Avoir un enfant, quand passer le cap ?

Quand avoir un enfant ? Existe-t-il un moment idéal et quel est le bon critère qui devrait nous décider à franchir le pas ? Accueillir un enfant ne s’improvise pas ! Stabilité de l’emploi, revenus suffisants, prédisposition mentale et physique, sont autant de conditions, parmi tant d’autres, à remplir avant d’envisager d’avoir un enfant. Mais parfois l’instinct de reproduction peut l’emporter sur la raison.

Enfanter : un instinct avant tout

Ne nous leurrons pas! L’homme est une machine extraordinaire certes, mais du fait qu’il soit avant tout un mammifère, il reste naturellement programmé pour s’assurer qu’il laissera coûte que coûte une progéniture derrière lui.

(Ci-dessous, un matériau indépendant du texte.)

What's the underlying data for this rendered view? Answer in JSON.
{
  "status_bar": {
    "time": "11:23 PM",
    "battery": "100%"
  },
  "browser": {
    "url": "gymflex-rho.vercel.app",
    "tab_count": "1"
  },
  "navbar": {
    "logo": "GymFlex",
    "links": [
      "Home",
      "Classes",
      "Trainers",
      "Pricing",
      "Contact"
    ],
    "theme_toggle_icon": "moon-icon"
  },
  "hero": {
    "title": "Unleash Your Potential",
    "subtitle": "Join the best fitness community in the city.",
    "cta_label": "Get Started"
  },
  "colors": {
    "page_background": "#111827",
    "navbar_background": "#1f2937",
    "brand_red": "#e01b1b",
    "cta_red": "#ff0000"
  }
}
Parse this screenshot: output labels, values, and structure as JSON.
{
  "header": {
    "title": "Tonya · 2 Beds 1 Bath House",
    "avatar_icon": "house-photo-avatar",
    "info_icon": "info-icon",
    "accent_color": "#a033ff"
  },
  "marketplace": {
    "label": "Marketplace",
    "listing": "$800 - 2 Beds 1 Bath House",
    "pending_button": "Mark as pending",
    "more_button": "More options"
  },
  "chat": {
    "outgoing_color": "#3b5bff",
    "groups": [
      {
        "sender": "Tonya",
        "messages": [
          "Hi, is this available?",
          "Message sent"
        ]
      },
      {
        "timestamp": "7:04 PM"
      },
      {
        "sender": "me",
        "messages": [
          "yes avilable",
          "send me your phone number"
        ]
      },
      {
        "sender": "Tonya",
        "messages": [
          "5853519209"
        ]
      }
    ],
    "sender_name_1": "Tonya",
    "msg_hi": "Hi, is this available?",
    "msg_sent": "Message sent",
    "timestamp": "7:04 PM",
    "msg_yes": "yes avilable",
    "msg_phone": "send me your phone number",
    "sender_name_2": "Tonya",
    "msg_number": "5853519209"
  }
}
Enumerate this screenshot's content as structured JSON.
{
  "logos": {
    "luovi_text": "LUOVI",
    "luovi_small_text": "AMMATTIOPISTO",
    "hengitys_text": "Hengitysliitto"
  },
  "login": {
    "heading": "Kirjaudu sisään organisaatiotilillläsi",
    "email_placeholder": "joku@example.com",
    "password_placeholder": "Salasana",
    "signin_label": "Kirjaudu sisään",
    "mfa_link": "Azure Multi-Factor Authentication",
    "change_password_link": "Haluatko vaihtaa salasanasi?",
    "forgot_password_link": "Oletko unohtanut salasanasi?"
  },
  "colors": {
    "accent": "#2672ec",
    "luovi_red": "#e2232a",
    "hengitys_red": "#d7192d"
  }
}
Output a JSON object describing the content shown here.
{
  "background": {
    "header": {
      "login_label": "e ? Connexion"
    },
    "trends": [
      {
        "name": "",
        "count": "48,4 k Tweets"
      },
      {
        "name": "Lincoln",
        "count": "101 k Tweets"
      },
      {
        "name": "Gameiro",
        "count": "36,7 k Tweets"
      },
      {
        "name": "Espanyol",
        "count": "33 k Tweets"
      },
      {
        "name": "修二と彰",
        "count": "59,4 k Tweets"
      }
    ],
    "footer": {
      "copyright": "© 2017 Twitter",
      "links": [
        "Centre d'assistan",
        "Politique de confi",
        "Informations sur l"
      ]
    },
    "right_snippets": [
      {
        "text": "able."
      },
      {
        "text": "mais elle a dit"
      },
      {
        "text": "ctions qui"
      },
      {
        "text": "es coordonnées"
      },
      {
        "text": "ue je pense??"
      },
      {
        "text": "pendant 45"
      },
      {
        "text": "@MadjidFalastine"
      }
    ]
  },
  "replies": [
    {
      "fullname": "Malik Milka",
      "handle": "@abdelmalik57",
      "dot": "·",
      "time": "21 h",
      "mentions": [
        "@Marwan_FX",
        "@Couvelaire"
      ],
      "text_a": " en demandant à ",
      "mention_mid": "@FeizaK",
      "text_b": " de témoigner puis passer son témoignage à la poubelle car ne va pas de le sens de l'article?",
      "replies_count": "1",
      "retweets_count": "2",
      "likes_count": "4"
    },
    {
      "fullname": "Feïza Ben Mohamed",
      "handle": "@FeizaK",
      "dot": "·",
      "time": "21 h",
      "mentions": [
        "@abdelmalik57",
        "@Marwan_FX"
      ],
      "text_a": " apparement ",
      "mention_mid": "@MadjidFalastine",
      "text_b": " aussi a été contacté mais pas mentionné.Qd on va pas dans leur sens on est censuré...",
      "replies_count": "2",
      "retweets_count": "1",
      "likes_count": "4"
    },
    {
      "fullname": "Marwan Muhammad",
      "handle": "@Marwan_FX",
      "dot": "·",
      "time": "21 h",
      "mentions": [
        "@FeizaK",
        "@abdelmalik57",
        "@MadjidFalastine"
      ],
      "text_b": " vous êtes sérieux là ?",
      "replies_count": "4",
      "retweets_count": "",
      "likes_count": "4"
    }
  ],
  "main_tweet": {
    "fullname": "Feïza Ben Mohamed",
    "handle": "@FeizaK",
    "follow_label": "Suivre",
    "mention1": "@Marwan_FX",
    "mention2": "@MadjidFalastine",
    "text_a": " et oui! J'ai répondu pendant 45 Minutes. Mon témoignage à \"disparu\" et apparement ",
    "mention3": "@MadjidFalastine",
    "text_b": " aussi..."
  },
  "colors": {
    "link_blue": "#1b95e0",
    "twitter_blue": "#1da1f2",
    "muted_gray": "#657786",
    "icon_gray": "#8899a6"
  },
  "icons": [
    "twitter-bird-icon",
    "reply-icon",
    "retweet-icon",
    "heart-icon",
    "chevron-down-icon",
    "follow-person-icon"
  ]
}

Il en va d’ailleurs de la survie de l’espèce. Si du temps de nos grands-parents la question de procréer «en masse» ne se posait pas vraiment, depuis les années 1960, la contraception a considérablement fait basculer la donne.

Grâce à de simples pilules, il est devenu possible de programmer la naissance d’un enfant. L’arrivée de ce puissant moyen de contraception nous a complètement bousculé sur le plan psychologique. Il nous a fait rompre avec notre instinct primaire. Désormais, nous pouvons choisir à quel moment nous reproduire. Une situation qui, de fait, a littéralement modifié nos perspectives. L’homme moderne réfléchit différemment. Il se dit maintenant que «je» peux décider, alors il me faut une bonne raison pour prendre cette décision. Un choix certes, mais qui fait peur !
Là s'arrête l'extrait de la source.